"Yoshino created the foundation of today's lithium-ion technology and industry. His inventions can be found in the smartphones that connect people around the world and are enabling the emergence of electric vehicles too," said EPO President António Campinos. "His technology has transformed our society, in part because the licenses granted to other companies for the use of his patented inventions helped to decisively speed up its commercialization."
“I am greatly honored to receive this year’s European Inventor Award. It was gratifying that the EPO President said my invention significantly impacted society,” commented Dr. Akira Yoshino. “I hope that my accomplishment will help make the name of Asahi Kasei well known throughout Europe. The series of events associated with this award reminded me of how concerned European people are about environmental issues. I am humbled that my invention is contributing to solutions.”
The Award is presented annually by the EPO to distinguish outstanding inventors from Europe and around the world who have made an exceptional contribution to technological progress, society and economic growth. The finalists and winners in five categories (Industry, Research, SMEs, Non-EPO countries and Lifetime achievement) were selected by an independent international jury from a pool of hundreds of inventors and teams of inventors put forward for this year's Award.
Yoshino's development of a small, lightweight, rechargeable battery with a sufficient storage capacity has helped to unlock a mass market in portable electronic devices. His rechargeable batteries are used in nearly five billion mobile phones worldwide today and have enabled the emergence of electric vehicles.
The origins of Yoshino's invention can be found in his early research into electrically conductive polymers, carried out after joining Japanese chemical company Asahi Kasei in the early 1970s. His breakthrough came when he realized the value of the properties of polyacetylene and lithium cobalt oxide discovered at that time. In 1977 Japanese chemist Hideki Shirakawa demonstrated that the first is conductive, and two years later in 1979, US physicist John Goodenough discovered that the latter is stable in air. Yoshino understood that using a polyacetylene anode and a lithium cobalt oxide cathode could make his invention more stable than other rechargeable batteries in development at the time.

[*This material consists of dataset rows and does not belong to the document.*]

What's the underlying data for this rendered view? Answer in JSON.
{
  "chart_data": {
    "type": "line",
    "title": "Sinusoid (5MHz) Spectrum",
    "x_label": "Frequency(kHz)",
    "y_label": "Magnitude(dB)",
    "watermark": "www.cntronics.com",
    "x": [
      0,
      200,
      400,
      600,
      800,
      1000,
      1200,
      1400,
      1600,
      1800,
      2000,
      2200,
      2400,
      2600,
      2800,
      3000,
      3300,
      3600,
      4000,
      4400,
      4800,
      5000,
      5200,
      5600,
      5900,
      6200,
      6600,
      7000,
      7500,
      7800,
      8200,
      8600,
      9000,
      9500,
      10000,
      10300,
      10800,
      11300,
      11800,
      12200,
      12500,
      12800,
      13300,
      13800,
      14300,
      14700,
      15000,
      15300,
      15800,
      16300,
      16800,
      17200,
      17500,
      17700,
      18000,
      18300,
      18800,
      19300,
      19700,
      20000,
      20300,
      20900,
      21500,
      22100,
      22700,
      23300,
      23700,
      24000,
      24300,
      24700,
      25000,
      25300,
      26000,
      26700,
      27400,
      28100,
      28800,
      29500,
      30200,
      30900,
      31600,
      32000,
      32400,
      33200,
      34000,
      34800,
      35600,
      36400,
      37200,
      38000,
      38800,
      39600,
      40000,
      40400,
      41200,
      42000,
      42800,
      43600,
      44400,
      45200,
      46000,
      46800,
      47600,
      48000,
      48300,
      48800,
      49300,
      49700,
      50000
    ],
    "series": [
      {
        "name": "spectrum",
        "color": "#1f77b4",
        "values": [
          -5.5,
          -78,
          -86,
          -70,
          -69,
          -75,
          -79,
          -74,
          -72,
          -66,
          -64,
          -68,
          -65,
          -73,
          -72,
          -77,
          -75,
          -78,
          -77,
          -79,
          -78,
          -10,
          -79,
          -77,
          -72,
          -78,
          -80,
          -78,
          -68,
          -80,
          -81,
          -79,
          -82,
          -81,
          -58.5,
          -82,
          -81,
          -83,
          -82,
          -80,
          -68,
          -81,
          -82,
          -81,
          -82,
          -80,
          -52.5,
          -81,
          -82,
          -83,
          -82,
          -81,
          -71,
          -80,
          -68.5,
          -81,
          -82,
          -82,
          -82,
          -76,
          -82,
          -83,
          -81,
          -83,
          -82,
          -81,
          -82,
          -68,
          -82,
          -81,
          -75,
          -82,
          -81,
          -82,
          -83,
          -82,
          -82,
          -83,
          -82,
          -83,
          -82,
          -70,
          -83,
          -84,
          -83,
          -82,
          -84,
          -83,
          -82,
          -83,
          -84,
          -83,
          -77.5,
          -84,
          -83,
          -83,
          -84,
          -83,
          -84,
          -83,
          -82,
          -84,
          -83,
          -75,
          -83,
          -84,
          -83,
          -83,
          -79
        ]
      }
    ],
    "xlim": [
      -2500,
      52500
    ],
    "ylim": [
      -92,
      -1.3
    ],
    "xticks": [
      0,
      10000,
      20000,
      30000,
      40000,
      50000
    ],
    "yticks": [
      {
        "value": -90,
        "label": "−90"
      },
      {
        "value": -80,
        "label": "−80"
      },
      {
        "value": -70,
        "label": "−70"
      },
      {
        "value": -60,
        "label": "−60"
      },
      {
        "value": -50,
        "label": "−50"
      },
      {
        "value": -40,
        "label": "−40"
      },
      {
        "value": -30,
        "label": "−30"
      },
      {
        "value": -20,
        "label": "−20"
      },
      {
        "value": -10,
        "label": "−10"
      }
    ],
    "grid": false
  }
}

He also introduced a thin polyethylene-based porous membrane to act as a separator between materials, serving as a safety mechanism: when the battery overheated, the membrane melted. This halted the operation of the batteries before they caught fire. The membrane, which serves as the chemical equivalent of a safety fuse, is still used today to lessen the risk of LIBs catching fire.
Yoshino's first rechargeable LIB was produced in 1983. In 1985, Asahi Kasei filed the original Japanese patent application for the battery, beginning its road to commercialization. Yoshino has continued to work on his innovation, boosting battery performance and refining its safety features throughout his extensive career. Further patents helped to protect these solutions, and today Yoshino is named as inventor on 56 Japanese patents and six European patents.
Asahi Kasei licensed Yoshino's basic LIB patent to other manufacturers including Sony, which introduced the technology into the market in 1991. "My inventions have led to many patents for my company," said Yoshino. "The patents are not used to keep people out, rather we license our patents to encourage many other manufacturers to use our technology. Some of my latest innovations are for batteries for electric vehicles - and these, I hope, will change the world again."
Yoshino studied petrochemistry at Kyoto University. After completing his master's degree in 1972 he joined the research division of Asahi Kasei, where he continues to serve as an advisor and honorary fellow to this day. He also holds a PhD in engineering from Osaka University, which he completed in 2005.
Dr. Yoshino is the third Japanese winner of the European Inventor Award, following Dr. Sumio Iijima et al. in 2015 for the discovery and development of carbon nanotubes (Non-EPO countries), and a team led by Masahiro Hara in 2014 for the development of the QR code (Popular Prize).